I have a series of functions (like some-operation
in the example), which I send
or send-off
to agents:
(defn some-operation [agent-state]
(dosync
(let [updated (foo agent-state)] ;; derive new state from old one
(alter bar whatev updated) ;; reflect the new state in the world
(send *agent* some-operation) ;; "recur"
updated) ;; value for recur
))
(send (agent {}) some-operation)
This approach has worked for me as I was developing my app. But after some changes in the codebase, the agents simply stop running after a while ('a while' being some seconds - a few thousands "recursive" calls).
Their state is valid in the domain, the agents themselves haven't FAILED
, and I am certain that they are not livelocking on their dosync
blocks (one can measure contention).
My suspicon is that the JVM/OS is preventing the underlying executor thread from running, for some or other reason. But I don't know how to check whether this assumption is right.
In general, what are some possible reasons why a send agent might not get its pending "sends" executed? What can I inspect/measure?
Update - given the following modification for debugging...

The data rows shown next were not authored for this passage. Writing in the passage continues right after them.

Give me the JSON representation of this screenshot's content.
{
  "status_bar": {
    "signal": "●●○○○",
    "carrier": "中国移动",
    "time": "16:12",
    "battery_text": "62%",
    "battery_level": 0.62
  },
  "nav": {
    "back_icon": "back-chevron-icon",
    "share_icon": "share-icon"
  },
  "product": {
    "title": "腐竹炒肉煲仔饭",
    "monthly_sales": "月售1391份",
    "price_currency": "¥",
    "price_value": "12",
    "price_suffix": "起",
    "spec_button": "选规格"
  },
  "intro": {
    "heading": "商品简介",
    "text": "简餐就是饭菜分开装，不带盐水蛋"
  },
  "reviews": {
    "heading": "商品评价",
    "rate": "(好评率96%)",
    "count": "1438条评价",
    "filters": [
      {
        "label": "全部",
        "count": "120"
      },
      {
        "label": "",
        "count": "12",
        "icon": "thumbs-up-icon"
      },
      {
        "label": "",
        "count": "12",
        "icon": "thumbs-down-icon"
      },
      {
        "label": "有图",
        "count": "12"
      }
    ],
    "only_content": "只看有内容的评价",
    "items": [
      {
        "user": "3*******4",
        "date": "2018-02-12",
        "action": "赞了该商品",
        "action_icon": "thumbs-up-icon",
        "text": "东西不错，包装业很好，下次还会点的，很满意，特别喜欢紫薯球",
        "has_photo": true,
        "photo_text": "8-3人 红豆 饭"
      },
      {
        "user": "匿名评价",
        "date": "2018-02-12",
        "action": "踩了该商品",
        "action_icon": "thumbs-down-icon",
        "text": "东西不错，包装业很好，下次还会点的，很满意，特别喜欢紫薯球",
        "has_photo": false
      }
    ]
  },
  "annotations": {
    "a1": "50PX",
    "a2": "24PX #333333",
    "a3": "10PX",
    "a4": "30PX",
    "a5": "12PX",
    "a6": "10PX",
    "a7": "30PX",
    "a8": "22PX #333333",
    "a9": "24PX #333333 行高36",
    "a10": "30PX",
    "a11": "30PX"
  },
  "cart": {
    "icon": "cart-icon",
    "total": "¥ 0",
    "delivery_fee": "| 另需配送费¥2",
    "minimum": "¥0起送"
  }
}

(defn some-operation [agent-state]
(let [f (future
(dosync
...) ;; the whole operation, as per the previous example
)]
(Thread/sleep 1000) ;; give the operation some time
(if (realized? f)
@f
;; not realized: we deem the operation as blocking indefinetely
(do
(println :failed)
(send *agent* some-operation)
agent-state))))
...the agent still gets stuck, and doesn't even print :failed
.